Two recent studies, published in journals for primary care physicians, may help change that.

The first, published in June in the Annals of Internal Medicine, combined data from 20 previous studies on more than 1,100 people with chronic insomnia and found that those who used the therapy fell asleep an average of 20 minutes sooner and stayed asleep for more of the night than those getting no treatment.

The second, led by Ong and published in July in JAMA Internal Medicine, combined data from 37 studies on nearly 2,200 people who had chronic insomnia along with other medical or psychological problems, such as chronic pain, depression or post-traumatic stress disorder.

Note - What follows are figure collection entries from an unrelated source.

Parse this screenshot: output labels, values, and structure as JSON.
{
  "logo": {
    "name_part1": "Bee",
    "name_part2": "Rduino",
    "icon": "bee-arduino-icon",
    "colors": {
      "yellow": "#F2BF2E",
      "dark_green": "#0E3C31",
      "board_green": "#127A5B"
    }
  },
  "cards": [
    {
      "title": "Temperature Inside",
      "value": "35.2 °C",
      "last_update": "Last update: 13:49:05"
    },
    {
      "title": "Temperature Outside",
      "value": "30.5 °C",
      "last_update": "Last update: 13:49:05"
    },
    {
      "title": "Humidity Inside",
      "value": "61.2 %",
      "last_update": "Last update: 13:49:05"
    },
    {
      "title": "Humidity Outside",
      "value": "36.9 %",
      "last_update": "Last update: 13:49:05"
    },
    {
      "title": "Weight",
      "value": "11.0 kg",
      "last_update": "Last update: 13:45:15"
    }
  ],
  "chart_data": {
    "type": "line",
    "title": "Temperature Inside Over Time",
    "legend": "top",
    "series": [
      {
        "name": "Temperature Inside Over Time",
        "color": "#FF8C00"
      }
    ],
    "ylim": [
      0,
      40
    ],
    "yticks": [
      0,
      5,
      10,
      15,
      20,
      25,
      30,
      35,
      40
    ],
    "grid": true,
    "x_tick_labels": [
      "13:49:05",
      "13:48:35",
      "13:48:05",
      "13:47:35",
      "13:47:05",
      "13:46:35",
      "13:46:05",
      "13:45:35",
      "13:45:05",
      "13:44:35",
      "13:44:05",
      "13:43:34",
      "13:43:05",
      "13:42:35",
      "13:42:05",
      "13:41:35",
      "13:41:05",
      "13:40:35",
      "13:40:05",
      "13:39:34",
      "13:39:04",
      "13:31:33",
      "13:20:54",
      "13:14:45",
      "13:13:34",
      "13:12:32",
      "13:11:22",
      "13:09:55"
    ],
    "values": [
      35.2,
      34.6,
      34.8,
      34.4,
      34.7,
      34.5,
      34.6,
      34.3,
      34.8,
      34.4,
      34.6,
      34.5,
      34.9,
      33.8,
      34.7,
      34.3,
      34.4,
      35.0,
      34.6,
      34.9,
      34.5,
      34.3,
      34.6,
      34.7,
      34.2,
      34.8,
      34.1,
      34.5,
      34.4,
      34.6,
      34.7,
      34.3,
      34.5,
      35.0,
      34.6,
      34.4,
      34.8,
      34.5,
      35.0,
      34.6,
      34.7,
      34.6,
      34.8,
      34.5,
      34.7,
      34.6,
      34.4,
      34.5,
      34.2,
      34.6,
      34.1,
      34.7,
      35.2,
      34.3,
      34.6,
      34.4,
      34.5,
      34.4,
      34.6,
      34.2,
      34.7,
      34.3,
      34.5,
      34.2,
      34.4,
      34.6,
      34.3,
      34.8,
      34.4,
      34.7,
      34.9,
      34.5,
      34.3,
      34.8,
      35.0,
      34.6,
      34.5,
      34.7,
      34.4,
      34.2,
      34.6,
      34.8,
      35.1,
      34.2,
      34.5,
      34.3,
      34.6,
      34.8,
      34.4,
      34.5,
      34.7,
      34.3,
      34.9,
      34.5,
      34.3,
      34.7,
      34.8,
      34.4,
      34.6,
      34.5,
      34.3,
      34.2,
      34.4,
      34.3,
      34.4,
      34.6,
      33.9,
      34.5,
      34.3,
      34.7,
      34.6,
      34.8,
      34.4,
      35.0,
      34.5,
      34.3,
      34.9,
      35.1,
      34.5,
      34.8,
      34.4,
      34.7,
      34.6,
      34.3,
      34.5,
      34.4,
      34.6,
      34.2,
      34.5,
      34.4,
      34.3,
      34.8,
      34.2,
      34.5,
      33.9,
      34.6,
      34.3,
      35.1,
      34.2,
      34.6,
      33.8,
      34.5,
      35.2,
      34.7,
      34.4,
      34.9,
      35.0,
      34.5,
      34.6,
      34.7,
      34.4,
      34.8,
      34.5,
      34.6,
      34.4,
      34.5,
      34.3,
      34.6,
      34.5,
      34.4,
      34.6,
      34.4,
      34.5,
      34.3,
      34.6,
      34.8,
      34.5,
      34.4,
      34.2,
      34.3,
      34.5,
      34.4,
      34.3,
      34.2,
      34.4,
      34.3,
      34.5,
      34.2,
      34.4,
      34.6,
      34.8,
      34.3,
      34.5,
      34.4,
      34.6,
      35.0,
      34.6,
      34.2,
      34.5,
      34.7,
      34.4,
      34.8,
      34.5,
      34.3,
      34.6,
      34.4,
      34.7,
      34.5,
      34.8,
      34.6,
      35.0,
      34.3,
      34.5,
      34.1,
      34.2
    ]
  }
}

It found that 36% lost all signs of insomnia after cognitive behavioral therapy vs. 17% after other treatments (including pills) or no treatment.

"This works," Grandner says, but lack of awareness is just one problem. Another is that just a few hundred health professionals in the USA — medical doctors, psychologists, nurses and others — are trained to provide it, he says. (Partial lists of providers are at the websites of the American Board of Sleep Medicine and the Society for Behavioral Sleep Medicine).

To make the therapy more widely available, some providers have set up online versions. Among the oldest is CBTforInsomnia.com, run by Gregg Jacobs, an insomnia specialist at UMass Memorial Medical Center in Worcester, Mass. Jacobs says tens of thousands of people have used the program over the past decade, and studies show it is effective.

While people who use Jacob's service and similar online programs do not see a therapist in person, they are guided through the same steps as someone getting in-person therapy. Jacobs also provides participants with emailed feedback. Another online program, SHUTi, lets you share your progress with your doctor.

Here's what to expect if you try cognitive behavioral therapy for your insomnia, online or in person:

• Sleep diary. To help detect the patterns feeding your insomnia, you will keep a diary for a week or two.

• Sleep restriction. While it might seem "barbaric," most insomniacs need to start by spending less time in bed, Grandner says. The idea is to break the mental link between wakefulness and the bed — by going to bed only when you are very sleepy. You also will get up (until you are sleepy again) any time you can't sleep. Sleep times increase as insomnia improves.

• Sleep hygiene. These are the good habits that can help anyone sleep better: Go to bed and get up at the same time each day, avoid caffeine and bright lights late in the day, and set a relaxing, consistent bedtime routine.

• Relaxation techniques. You may learn some breathing or muscle-relaxation exercises to help you prepare for bed.

• Rethinking insomnia. "People will be lying in bed, absolutely certain that if they don't get enough sleep, something terrible is going to happen the next day," Grandner says. "So we may ask them, 'Of all of the times you have had insomnia, how many times have you lost your job?'"

• Varying costs. In-person therapy, in six to eight sessions, is the most expensive, but it may be covered by insurers. One 20-minute sleep clinic visit can cost $120, Jacobs says. His five-week online program costs $35; another program, called Sleepio, costs $80 for 12 weeks of access; SHUTi costs $135 for 16 weeks of access.

• Possible side effects. Sleep restriction induces temporary sleep deprivation, so it's best to avoid long car trips and major work projects during initial therapy, Grandner says. People with bipolar disorder could become manic, he says.